InterSpeech 2021

Presentation matters: Evaluating speaker identification tasks
(longer introduction)

Benjamin O’Brien (LPL (UMR 7309), France), Christine Meunier (LPL (UMR 7309), France), Alain Ghio (LPL (UMR 7309), France)
This paper details our evaluations and comparisons of speaker identification (SID) performance by listeners across different tasks. Experiment 1 participants completed traditional target-lineup (1-out-of-N speakers or out-of-set speaker) and binary (speaker verification) tasks. Experiment 2 participants completed trials online by using a clustering method by grouping speech recordings into speaker-specific clusters. Both studies employed similar speech recordings from the PTSVOX corpus.

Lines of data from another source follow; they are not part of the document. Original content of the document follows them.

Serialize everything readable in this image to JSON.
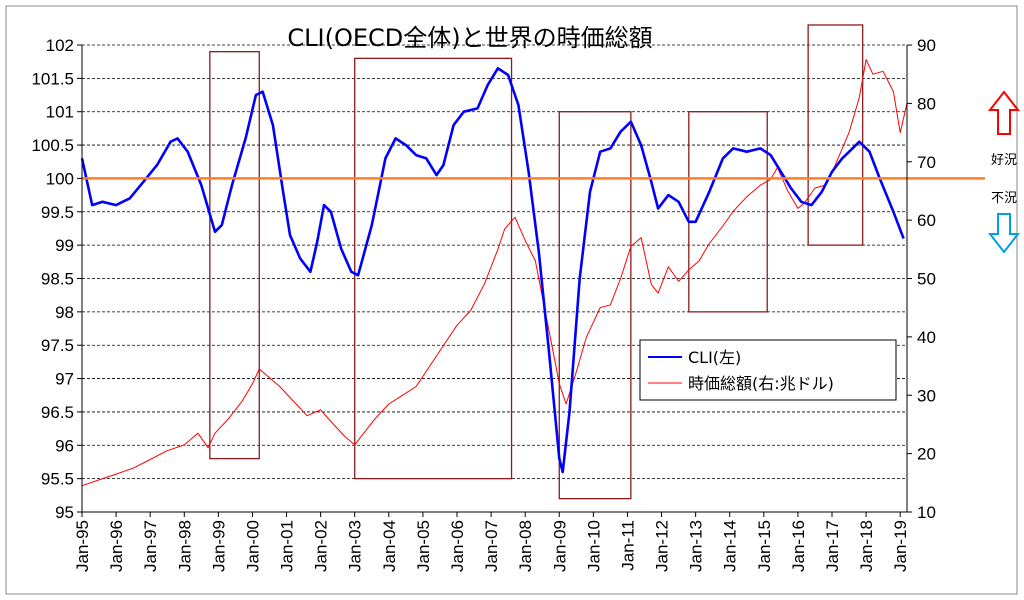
{
  "chart_data": {
    "type": "line",
    "title": "CLI(OECD全体)と世界の時価総額",
    "x_tick_labels": [
      "Jan-95",
      "Jan-96",
      "Jan-97",
      "Jan-98",
      "Jan-99",
      "Jan-00",
      "Jan-01",
      "Jan-02",
      "Jan-03",
      "Jan-04",
      "Jan-05",
      "Jan-06",
      "Jan-07",
      "Jan-08",
      "Jan-09",
      "Jan-10",
      "Jan-11",
      "Jan-12",
      "Jan-13",
      "Jan-14",
      "Jan-15",
      "Jan-16",
      "Jan-17",
      "Jan-18",
      "Jan-19"
    ],
    "left_axis": {
      "min": 95,
      "max": 102,
      "ticks": [
        "95",
        "95.5",
        "96",
        "96.5",
        "97",
        "97.5",
        "98",
        "98.5",
        "99",
        "99.5",
        "100",
        "100.5",
        "101",
        "101.5",
        "102"
      ]
    },
    "right_axis": {
      "min": 10,
      "max": 90,
      "ticks": [
        "10",
        "20",
        "30",
        "40",
        "50",
        "60",
        "70",
        "80",
        "90"
      ]
    },
    "grid": "horizontal-dashed",
    "legend": {
      "position": "center-right",
      "entries": [
        "CLI(左)",
        "時価総額(右:兆ドル)"
      ]
    },
    "reference_line": {
      "value": 100,
      "color": "#ff7f27"
    },
    "side_labels": {
      "up": "好況",
      "down": "不況"
    },
    "colors": {
      "cli": "#0000ff",
      "market_cap": "#ff0000",
      "boxes": "#8b1a1a",
      "up_arrow": "#ff0000",
      "down_arrow": "#00a0e9"
    },
    "series": [
      {
        "name": "CLI(左)",
        "axis": "left",
        "points": [
          [
            1995.0,
            100.3
          ],
          [
            1995.3,
            99.6
          ],
          [
            1995.6,
            99.65
          ],
          [
            1996.0,
            99.6
          ],
          [
            1996.4,
            99.7
          ],
          [
            1996.8,
            99.95
          ],
          [
            1997.2,
            100.2
          ],
          [
            1997.6,
            100.55
          ],
          [
            1997.8,
            100.6
          ],
          [
            1998.1,
            100.4
          ],
          [
            1998.5,
            99.9
          ],
          [
            1998.9,
            99.2
          ],
          [
            1999.1,
            99.3
          ],
          [
            1999.4,
            99.9
          ],
          [
            1999.8,
            100.6
          ],
          [
            2000.1,
            101.25
          ],
          [
            2000.3,
            101.3
          ],
          [
            2000.6,
            100.8
          ],
          [
            2000.9,
            99.8
          ],
          [
            2001.1,
            99.15
          ],
          [
            2001.4,
            98.8
          ],
          [
            2001.7,
            98.6
          ],
          [
            2001.9,
            99.05
          ],
          [
            2002.1,
            99.6
          ],
          [
            2002.3,
            99.5
          ],
          [
            2002.6,
            98.95
          ],
          [
            2002.9,
            98.6
          ],
          [
            2003.1,
            98.55
          ],
          [
            2003.5,
            99.3
          ],
          [
            2003.9,
            100.3
          ],
          [
            2004.2,
            100.6
          ],
          [
            2004.5,
            100.5
          ],
          [
            2004.8,
            100.35
          ],
          [
            2005.1,
            100.3
          ],
          [
            2005.4,
            100.05
          ],
          [
            2005.6,
            100.2
          ],
          [
            2005.9,
            100.8
          ],
          [
            2006.2,
            101.0
          ],
          [
            2006.6,
            101.05
          ],
          [
            2006.9,
            101.4
          ],
          [
            2007.2,
            101.65
          ],
          [
            2007.5,
            101.55
          ],
          [
            2007.8,
            101.1
          ],
          [
            2008.1,
            100.1
          ],
          [
            2008.4,
            98.9
          ],
          [
            2008.7,
            97.4
          ],
          [
            2009.0,
            95.8
          ],
          [
            2009.1,
            95.6
          ],
          [
            2009.3,
            96.5
          ],
          [
            2009.6,
            98.5
          ],
          [
            2009.9,
            99.8
          ],
          [
            2010.2,
            100.4
          ],
          [
            2010.5,
            100.45
          ],
          [
            2010.8,
            100.7
          ],
          [
            2011.1,
            100.85
          ],
          [
            2011.4,
            100.5
          ],
          [
            2011.7,
            99.95
          ],
          [
            2011.9,
            99.55
          ],
          [
            2012.2,
            99.75
          ],
          [
            2012.5,
            99.65
          ],
          [
            2012.8,
            99.35
          ],
          [
            2013.0,
            99.35
          ],
          [
            2013.4,
            99.8
          ],
          [
            2013.8,
            100.3
          ],
          [
            2014.1,
            100.45
          ],
          [
            2014.5,
            100.4
          ],
          [
            2014.9,
            100.45
          ],
          [
            2015.2,
            100.35
          ],
          [
            2015.5,
            100.1
          ],
          [
            2015.8,
            99.85
          ],
          [
            2016.1,
            99.65
          ],
          [
            2016.4,
            99.6
          ],
          [
            2016.7,
            99.8
          ],
          [
            2017.0,
            100.1
          ],
          [
            2017.3,
            100.3
          ],
          [
            2017.6,
            100.45
          ],
          [
            2017.8,
            100.55
          ],
          [
            2018.1,
            100.4
          ],
          [
            2018.4,
            100.0
          ],
          [
            2018.8,
            99.5
          ],
          [
            2019.1,
            99.1
          ]
        ]
      },
      {
        "name": "時価総額(右:兆ドル)",
        "axis": "right",
        "points": [
          [
            1995.0,
            14.5
          ],
          [
            1995.5,
            15.5
          ],
          [
            1996.0,
            16.5
          ],
          [
            1996.5,
            17.5
          ],
          [
            1997.0,
            19.0
          ],
          [
            1997.5,
            20.5
          ],
          [
            1998.0,
            21.5
          ],
          [
            1998.4,
            23.5
          ],
          [
            1998.7,
            21.0
          ],
          [
            1998.9,
            23.5
          ],
          [
            1999.3,
            26.0
          ],
          [
            1999.7,
            29.0
          ],
          [
            2000.0,
            32.0
          ],
          [
            2000.2,
            34.5
          ],
          [
            2000.5,
            33.0
          ],
          [
            2000.8,
            31.5
          ],
          [
            2001.2,
            29.0
          ],
          [
            2001.6,
            26.5
          ],
          [
            2002.0,
            27.5
          ],
          [
            2002.3,
            25.5
          ],
          [
            2002.7,
            23.0
          ],
          [
            2003.0,
            21.5
          ],
          [
            2003.2,
            23.0
          ],
          [
            2003.6,
            26.0
          ],
          [
            2004.0,
            28.5
          ],
          [
            2004.4,
            30.0
          ],
          [
            2004.8,
            31.5
          ],
          [
            2005.2,
            35.0
          ],
          [
            2005.6,
            38.5
          ],
          [
            2006.0,
            42.0
          ],
          [
            2006.4,
            44.5
          ],
          [
            2006.8,
            49.0
          ],
          [
            2007.2,
            55.0
          ],
          [
            2007.4,
            58.5
          ],
          [
            2007.7,
            60.5
          ],
          [
            2008.0,
            56.5
          ],
          [
            2008.3,
            53.0
          ],
          [
            2008.6,
            44.0
          ],
          [
            2008.8,
            38.0
          ],
          [
            2009.0,
            32.0
          ],
          [
            2009.2,
            28.5
          ],
          [
            2009.5,
            34.0
          ],
          [
            2009.8,
            40.0
          ],
          [
            2010.2,
            45.0
          ],
          [
            2010.5,
            45.5
          ],
          [
            2010.8,
            50.0
          ],
          [
            2011.1,
            55.5
          ],
          [
            2011.4,
            57.0
          ],
          [
            2011.7,
            49.0
          ],
          [
            2011.9,
            47.5
          ],
          [
            2012.2,
            52.0
          ],
          [
            2012.5,
            49.5
          ],
          [
            2012.8,
            51.5
          ],
          [
            2013.1,
            53.0
          ],
          [
            2013.4,
            56.0
          ],
          [
            2013.8,
            59.0
          ],
          [
            2014.1,
            61.5
          ],
          [
            2014.5,
            64.0
          ],
          [
            2014.9,
            66.0
          ],
          [
            2015.2,
            67.0
          ],
          [
            2015.4,
            69.0
          ],
          [
            2015.7,
            65.0
          ],
          [
            2016.0,
            62.0
          ],
          [
            2016.2,
            63.0
          ],
          [
            2016.5,
            65.5
          ],
          [
            2016.8,
            66.0
          ],
          [
            2017.1,
            69.5
          ],
          [
            2017.5,
            75.0
          ],
          [
            2017.8,
            81.0
          ],
          [
            2018.0,
            87.5
          ],
          [
            2018.2,
            85.0
          ],
          [
            2018.5,
            85.5
          ],
          [
            2018.8,
            82.0
          ],
          [
            2019.0,
            75.0
          ],
          [
            2019.2,
            80.0
          ]
        ]
      }
    ]
  }
}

Our results showed participants who completed the binary and clustering tasks had higher accuracy than those who completed the target-lineup task. We also observed that independent of the tasks participants found some speakers significantly more difficult to identify relative to their foils. Pearson correlation procedures showed significant negative correlations between accuracy and task-dependent temporal-based metrics across tasks, where an increase in time required to make determinations yielded a decrease in perceptual SID performance. These findings underscored the important role of SID task design and the process of selecting speech recordings. Future work aims to examine the relationship between different perceptual SID task performances and scores generated by automatic speaker verification systems.